Gary Barker writes

Robert C Barker (my grandfather) owned a mill at the same time at Mcgee, a remote area about 40 miles up the North Fork of the Coeur d'Alene River (something like 25 miles as the crow flies North of Kellogg, Idaho.) That mill opened in about 1948 and closed in 1962.  They logged the local area and transported the lumber over primitive gravel roads to area markets. It was an economically viable operation at that time to mill the logs and transport the lumber, as opposed to just hauling the logs to a larger mill. At it's peak, I believe the mill processed about one million board feet of lumber per year, operating only in the summer months.
 
The mill was powered by two huge diesel engines that generated electricity to drive the saws and other equipement. One of the engines was left at idle until about 10:00  PM to provide electricity to the cabins and other facilities. After that time, it was kerosine lamps.
 
My father Clifford was alive until 1956, and we spent every summer at the Mcgee mill. He worked driving bulldozer in the woods, building roads and skidding logs. Uncle Roy drove trucks. My cousins Doyle, Dennis, Ray were all there, working in the woods. Grandpa Barker was the boss and bookkeeper.  Most of my other relatives from the Barker side were there also at that time.
 
It was a magical place and time for us all, one I will never forget. Playing with friends, fishing in Teepee Creek for trout, stealing pies and cigarettes from the "cook shack". All the adults and children would gather at the boarding house around a ten meter long table for dinner in the evenings.
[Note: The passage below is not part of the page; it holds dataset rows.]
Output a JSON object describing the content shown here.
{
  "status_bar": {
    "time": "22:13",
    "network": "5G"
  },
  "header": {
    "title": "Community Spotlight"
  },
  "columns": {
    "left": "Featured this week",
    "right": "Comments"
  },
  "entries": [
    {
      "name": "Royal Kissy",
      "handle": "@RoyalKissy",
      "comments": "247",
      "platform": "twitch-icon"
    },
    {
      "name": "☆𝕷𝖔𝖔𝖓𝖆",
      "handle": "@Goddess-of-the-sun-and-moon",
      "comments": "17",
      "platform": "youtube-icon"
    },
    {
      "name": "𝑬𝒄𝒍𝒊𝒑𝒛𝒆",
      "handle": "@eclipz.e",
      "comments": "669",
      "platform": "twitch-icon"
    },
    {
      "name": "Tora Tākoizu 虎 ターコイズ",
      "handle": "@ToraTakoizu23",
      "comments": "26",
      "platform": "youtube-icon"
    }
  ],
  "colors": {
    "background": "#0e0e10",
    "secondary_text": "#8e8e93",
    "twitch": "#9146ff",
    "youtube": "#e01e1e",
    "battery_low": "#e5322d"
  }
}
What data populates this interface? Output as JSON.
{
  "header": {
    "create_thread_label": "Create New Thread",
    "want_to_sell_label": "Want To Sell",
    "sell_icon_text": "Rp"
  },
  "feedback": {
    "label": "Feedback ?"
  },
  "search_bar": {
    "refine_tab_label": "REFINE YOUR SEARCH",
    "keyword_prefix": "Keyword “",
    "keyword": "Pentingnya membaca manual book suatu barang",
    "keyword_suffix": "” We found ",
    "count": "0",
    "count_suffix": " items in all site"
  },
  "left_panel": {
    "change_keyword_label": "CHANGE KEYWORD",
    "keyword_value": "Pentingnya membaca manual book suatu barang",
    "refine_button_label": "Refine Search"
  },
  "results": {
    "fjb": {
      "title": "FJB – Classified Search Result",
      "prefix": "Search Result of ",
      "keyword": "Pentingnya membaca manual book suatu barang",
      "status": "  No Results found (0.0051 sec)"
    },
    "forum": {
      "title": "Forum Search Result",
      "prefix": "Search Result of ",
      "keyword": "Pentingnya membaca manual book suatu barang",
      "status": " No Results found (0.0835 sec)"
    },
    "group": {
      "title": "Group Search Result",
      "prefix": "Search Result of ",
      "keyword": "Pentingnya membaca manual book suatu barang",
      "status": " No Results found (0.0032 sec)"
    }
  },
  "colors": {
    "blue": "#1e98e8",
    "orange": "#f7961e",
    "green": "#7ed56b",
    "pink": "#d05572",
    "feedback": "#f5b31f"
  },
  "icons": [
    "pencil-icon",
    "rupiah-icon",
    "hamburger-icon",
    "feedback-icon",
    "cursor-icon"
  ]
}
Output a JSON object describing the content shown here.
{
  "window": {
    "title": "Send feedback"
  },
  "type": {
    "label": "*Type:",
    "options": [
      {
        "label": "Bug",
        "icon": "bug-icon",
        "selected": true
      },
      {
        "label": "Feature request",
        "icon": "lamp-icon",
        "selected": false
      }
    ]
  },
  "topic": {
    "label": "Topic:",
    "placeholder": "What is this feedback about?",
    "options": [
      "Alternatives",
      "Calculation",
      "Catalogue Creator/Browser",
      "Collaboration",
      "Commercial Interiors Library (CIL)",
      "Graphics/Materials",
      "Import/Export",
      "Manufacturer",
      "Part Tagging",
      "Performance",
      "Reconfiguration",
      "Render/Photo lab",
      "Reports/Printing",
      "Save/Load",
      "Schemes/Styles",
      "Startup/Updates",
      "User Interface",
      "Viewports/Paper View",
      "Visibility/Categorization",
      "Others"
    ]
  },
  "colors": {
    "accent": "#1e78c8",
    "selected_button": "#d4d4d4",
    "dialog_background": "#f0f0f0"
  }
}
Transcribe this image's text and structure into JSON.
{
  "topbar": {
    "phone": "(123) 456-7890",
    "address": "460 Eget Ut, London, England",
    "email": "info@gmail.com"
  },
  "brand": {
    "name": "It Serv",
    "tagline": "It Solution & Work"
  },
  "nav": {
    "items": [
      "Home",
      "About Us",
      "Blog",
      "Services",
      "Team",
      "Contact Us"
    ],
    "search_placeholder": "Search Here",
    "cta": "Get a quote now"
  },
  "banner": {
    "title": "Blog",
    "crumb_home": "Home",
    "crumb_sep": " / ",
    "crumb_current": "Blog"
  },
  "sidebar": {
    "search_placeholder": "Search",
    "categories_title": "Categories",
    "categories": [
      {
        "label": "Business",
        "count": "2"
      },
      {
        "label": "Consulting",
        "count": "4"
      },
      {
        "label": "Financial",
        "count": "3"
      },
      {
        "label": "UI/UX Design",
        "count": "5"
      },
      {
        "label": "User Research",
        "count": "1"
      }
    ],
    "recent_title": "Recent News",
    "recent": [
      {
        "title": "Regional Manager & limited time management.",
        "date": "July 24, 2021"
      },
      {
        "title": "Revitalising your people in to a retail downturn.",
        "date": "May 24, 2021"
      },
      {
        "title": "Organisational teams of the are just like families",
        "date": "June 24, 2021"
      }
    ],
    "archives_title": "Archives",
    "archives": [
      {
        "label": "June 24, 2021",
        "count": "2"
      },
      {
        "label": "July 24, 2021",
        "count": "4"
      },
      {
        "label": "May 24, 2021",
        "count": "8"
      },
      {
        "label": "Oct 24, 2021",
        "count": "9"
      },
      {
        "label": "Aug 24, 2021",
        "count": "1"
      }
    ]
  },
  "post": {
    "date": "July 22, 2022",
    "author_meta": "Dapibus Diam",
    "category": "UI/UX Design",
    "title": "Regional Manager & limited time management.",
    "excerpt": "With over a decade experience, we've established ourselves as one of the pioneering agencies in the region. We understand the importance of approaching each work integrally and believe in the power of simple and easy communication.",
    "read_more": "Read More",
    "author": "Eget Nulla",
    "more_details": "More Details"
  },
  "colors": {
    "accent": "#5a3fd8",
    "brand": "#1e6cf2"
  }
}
Grandma Barker (Nellie), my aunt Opel, my mother, and several other ladies would prepare and serve the meals to the hungry mill workers and loggers. The workers were a melting pot of European desent. I recall Irish, Polish, Chec, French, British and others.
 
Even after Dad died in 1956, we would go to Mcgee for the summer, as Mom continured to help out there. I worked there as a "bull cook" in 1960, and then in the mill in 1961 at age 13, on the green chain in the mill. I also helped to dismantle the mill in 1963.